Callum Ellerby had 36 previous offences including battery, burglary, damaging property, theft from vehicles and shoplifting, mainly at Co-op stores in the city.
Defence barrister Erin Kitson-Parker, for Anne Ellerby, said her client had tried to stop the violence at one stage of the attack in the market.
She said that Ellerby was now free of drugs and alcohol following rehabilitation and was now living with her parents.
Lily Wildman, for Callum Ellerby, said that her client had been “drinking quite heavily at the time of the incident” and that alcohol was at the root of his offending.
‘Blighted by thievery’
Judge Simon Hickey told Callum Ellerby: “The Co-op stores in this city are blighted by your thievery.
“In this case it was Clarence Street – a brazen theft of a significant amount of property that was never recovered.”
He said that residents and shopkeepers alike were “sick” of such endemic thievery and it was the shops which had to “pay the price” through higher insurance premiums.

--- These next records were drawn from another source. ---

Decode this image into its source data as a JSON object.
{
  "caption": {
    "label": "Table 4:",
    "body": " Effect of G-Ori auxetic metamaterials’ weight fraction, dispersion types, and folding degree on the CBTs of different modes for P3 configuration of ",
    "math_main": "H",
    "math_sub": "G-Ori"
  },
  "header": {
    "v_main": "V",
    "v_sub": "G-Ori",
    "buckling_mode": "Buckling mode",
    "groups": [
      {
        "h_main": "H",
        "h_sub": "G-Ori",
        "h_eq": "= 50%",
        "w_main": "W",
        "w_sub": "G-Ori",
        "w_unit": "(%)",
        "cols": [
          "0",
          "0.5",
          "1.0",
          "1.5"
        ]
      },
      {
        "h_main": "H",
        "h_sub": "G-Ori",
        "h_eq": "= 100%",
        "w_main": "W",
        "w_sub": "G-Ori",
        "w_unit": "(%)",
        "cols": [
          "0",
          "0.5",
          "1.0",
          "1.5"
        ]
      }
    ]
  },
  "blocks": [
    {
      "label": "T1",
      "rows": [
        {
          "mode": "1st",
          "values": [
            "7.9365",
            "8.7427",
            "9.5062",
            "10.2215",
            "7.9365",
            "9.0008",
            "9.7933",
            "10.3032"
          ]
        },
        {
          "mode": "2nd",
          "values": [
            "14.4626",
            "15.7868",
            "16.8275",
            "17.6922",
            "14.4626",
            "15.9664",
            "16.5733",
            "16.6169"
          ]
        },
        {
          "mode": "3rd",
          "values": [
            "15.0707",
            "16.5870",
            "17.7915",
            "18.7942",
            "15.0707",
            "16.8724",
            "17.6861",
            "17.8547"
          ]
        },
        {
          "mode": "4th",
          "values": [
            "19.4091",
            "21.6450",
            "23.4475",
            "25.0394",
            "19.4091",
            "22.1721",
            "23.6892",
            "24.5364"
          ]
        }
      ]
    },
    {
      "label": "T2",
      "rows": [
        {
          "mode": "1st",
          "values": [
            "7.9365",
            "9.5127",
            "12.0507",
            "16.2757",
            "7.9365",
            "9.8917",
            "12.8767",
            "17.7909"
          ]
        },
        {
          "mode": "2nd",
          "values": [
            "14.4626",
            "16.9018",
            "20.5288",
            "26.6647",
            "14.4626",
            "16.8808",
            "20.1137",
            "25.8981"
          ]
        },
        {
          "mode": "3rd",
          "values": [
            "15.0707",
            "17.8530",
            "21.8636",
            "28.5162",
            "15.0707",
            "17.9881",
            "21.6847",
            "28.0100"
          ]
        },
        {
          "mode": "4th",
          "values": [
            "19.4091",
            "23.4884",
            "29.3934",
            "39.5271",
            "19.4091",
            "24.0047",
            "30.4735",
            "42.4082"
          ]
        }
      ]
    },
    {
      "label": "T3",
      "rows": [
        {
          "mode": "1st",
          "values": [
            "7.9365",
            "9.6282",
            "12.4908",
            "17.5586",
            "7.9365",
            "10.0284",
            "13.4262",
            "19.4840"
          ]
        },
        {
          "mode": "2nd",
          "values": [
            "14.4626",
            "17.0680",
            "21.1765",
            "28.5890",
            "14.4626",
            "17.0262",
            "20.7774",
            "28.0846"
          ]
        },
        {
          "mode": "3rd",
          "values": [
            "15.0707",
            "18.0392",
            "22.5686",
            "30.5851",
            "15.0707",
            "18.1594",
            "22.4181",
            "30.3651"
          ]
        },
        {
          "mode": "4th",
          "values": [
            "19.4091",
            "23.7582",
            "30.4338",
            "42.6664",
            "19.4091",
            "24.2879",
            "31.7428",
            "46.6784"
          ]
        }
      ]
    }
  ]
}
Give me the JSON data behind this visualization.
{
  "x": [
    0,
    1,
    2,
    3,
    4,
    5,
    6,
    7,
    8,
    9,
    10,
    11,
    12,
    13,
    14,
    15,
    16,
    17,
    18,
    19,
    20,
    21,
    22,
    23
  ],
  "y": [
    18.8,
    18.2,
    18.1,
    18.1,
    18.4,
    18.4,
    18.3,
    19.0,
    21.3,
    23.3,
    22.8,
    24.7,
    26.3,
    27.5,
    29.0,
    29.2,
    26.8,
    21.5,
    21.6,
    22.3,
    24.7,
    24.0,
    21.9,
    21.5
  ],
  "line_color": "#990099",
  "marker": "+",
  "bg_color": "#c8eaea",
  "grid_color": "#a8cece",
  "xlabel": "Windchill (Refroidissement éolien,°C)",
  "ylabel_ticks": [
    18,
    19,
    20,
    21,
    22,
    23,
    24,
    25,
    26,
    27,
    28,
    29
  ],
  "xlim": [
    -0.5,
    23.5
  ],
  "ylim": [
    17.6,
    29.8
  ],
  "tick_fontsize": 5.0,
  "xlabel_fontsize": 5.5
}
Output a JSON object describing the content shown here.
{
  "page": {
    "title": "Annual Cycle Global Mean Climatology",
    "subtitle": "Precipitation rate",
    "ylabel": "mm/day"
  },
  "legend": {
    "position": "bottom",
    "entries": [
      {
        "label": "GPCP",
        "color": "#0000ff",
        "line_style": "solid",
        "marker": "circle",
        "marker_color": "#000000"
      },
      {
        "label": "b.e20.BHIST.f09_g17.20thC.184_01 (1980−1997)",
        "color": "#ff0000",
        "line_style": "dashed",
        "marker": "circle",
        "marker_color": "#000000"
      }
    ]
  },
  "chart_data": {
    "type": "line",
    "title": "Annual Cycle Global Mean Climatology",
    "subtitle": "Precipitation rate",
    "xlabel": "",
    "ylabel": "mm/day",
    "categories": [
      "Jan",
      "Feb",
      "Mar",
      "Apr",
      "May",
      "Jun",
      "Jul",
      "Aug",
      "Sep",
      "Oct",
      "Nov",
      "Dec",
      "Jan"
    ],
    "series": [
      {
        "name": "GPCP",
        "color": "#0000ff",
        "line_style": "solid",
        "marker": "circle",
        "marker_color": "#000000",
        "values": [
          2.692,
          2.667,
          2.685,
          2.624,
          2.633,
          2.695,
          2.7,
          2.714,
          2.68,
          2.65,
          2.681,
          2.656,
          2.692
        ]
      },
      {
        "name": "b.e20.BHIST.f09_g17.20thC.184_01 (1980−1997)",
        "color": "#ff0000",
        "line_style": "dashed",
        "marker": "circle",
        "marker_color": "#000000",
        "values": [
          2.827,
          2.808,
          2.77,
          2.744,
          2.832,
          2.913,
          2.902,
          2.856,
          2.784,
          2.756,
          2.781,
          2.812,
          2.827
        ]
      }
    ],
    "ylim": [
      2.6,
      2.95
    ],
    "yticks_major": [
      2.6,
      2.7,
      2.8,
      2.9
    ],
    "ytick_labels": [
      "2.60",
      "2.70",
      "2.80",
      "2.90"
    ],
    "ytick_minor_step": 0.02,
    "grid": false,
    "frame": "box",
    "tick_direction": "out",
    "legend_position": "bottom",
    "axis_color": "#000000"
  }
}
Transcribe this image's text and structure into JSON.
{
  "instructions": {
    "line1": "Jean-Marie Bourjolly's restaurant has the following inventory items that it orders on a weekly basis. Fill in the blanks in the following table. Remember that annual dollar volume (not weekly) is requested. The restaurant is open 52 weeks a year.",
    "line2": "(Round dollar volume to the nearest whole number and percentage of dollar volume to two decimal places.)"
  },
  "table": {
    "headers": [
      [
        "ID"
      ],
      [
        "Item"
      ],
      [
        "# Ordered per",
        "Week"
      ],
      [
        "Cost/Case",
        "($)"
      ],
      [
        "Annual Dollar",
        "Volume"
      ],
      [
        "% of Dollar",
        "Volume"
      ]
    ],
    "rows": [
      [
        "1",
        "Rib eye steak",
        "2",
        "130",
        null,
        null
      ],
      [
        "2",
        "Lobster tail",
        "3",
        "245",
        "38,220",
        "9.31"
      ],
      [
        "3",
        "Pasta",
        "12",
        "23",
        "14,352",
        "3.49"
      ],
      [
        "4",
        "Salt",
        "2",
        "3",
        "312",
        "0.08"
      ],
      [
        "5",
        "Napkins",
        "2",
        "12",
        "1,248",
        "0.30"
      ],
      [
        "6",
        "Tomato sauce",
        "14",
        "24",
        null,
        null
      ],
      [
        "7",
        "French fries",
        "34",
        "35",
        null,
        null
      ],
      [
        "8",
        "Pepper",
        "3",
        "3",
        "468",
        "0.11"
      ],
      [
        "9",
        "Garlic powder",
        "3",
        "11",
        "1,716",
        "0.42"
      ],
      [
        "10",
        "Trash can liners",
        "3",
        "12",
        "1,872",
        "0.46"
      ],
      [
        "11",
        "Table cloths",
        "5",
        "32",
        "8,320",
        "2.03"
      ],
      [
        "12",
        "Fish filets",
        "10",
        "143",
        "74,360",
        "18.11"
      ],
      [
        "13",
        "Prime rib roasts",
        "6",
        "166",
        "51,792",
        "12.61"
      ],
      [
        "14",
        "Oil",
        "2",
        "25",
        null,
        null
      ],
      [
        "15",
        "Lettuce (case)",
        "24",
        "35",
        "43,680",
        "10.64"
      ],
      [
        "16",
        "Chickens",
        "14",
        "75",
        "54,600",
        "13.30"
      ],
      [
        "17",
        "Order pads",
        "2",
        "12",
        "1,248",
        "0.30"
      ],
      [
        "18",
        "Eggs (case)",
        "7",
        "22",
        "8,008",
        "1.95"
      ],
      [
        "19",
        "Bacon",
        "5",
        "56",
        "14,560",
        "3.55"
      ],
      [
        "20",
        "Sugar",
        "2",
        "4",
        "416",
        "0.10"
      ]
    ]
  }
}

“Shop theft is a blight on the city and many others,” added Mr Hickey.
He said that the female assault victim had been given a “severe beating” and the psychological effect had been so profound that it had effectively “ruined” her life.
Callum Ellerby was jailed for two-and-a-half years for the attack and received two months consecutive for the shoplifting incident.
However, he was told he would serve less than half that time behind bars before being released on prison licence, less the time he had spent on remand.
The judge said he could suspend the inevitable jail sentence in Anne Ellerby’s case because she had finally kicked her drink-and-drug habit, she had been doing well on an existing community order from a previous offence and now had stable accommodation.
Anne Ellerby’s 20-month prison sentence was suspended for 18 months. As part of that order, she will have to complete a six-month drug-treatment programme and 20 days’ rehabilitation activity.